If I take the perspective of my internal combined model of Michael Nielsen and Thomas Kuhn then I would also say something about the framing questions that are implicit here?
Right now it seems your model is to some extent an iteration loop on top of a set of well-defined set of evaluation benchmarks and iterating on those in order to fill up the space of potential problems that might arise.
I wonder if you’re underestimating the difficulty implicit here by focusing on this model?
If we look at the engineering around some major crises in the past I think we can point at some interesting problems that show up.
Take the Gaussian copula in pricing structured credit before 2008. People doing quantiative analysis were looking at the underlying math in a good and straightforward way that fit the frames of the time well. The problem was that the correlations were estimated from a regime where house prices had only risen, which made every model locally correct and the aggregate position catastrophically wrong when the regime changed. Now you might say withhold test data and do k-fold verification but it is likely that no amount of better aggregation would have caught it because the space of evidence being aggregated was pre-defined by a framing nobody inside the loop was incentivised to examine.
Or aviation automation through the 80s and 90s. They had lots of different technical measures about their reliability including things like formal verification. And yet aircraft were flying into terrain while the autopilot did exactly what its spec said it would do, because the framing-level question of whether “automation meets spec” was the right safety property at all couldn’t be reached from inside the engineering paradigm. It took human-factors researchers from outside to introduce concepts like mode confusion and automation surprise.
I’m not saying you can predict the specific framing failures, but I worry that if you don’t build automated alignment science with paradigm-level reframing as a core capacity, you end up in a bad state. This is because science very much seems like a series of weird serendipitous discoveries following each other (or at least the process of paradigm shift, normal science is also very much real).

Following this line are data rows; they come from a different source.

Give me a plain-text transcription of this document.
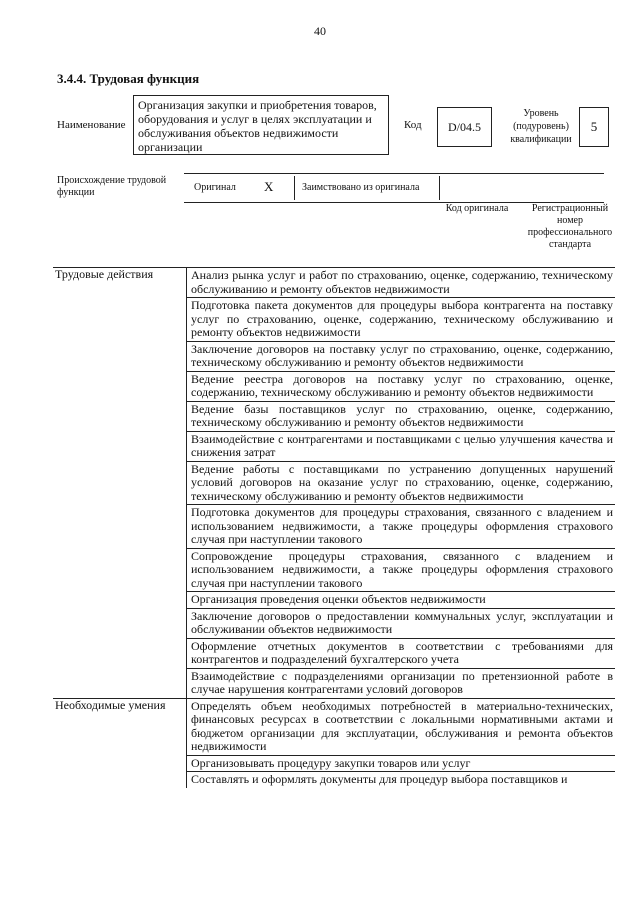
40
3.4.4. Трудовая функция
Наименование
Организация закупки и приобретения товаров, оборудования и услуг в целях эксплуатации и обслуживания объектов недвижимости организации
Код	D/04.5
Уровень (подуровень) квалификации
5
Происхождение трудовой функции	Оригинал X	Заимствовано из оригинала
Код оригинала	Регистрационный номер профессионального стандарта
Трудовые действия	Анализ рынка услуг и работ по страхованию, оценке, содержанию, техническому обслуживанию и ремонту объектов недвижимости
	Подготовка пакета документов для процедуры выбора контрагента на поставку услуг по страхованию, оценке, содержанию, техническому обслуживанию и ремонту объектов недвижимости
	Заключение договоров на поставку услуг по страхованию, оценке, содержанию, техническому обслуживанию и ремонту объектов недвижимости
	Ведение реестра договоров на поставку услуг по страхованию, оценке, содержанию, техническому обслуживанию и ремонту объектов недвижимости
	Ведение базы поставщиков услуг по страхованию, оценке, содержанию, техническому обслуживанию и ремонту объектов недвижимости
	Взаимодействие с контрагентами и поставщиками с целью улучшения качества и снижения затрат
	Ведение работы с поставщиками по устранению допущенных нарушений условий договоров на оказание услуг по страхованию, оценке, содержанию, техническому обслуживанию и ремонту объектов недвижимости
	Подготовка документов для процедуры страхования, связанного с владением и использованием недвижимости, а также процедуры оформления страхового случая при наступлении такового
	Сопровождение процедуры страхования, связанного с владением и использованием недвижимости, а также процедуры оформления страхового случая при наступлении такового
	Организация проведения оценки объектов недвижимости
	Заключение договоров о предоставлении коммунальных услуг, эксплуатации и обслуживании объектов недвижимости
	Оформление отчетных документов в соответствии с требованиями для контрагентов и подразделений бухгалтерского учета
	Взаимодействие с подразделениями организации по претензионной работе в случае нарушения контрагентами условий договоров
Необходимые умения	Определять объем необходимых потребностей в материально-технических, финансовых ресурсах в соответствии с локальными нормативными актами и бюджетом организации для эксплуатации, обслуживания и ремонта объектов недвижимости
	Организовывать процедуру закупки товаров или услуг
	Составлять и оформлять документы для процедур выбора поставщиков и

More specifically I’m worried about the lack of research on problem formulation? It seems like the approach here is a very engineering heavy mindset where you’re iteratively figuring out how to make a system safe. It seems like an annoying part of the scientific process in weirder domains like complexity science, biological systems sciences and social sciences is missing which is that sometimes it is really really hard to interpret results.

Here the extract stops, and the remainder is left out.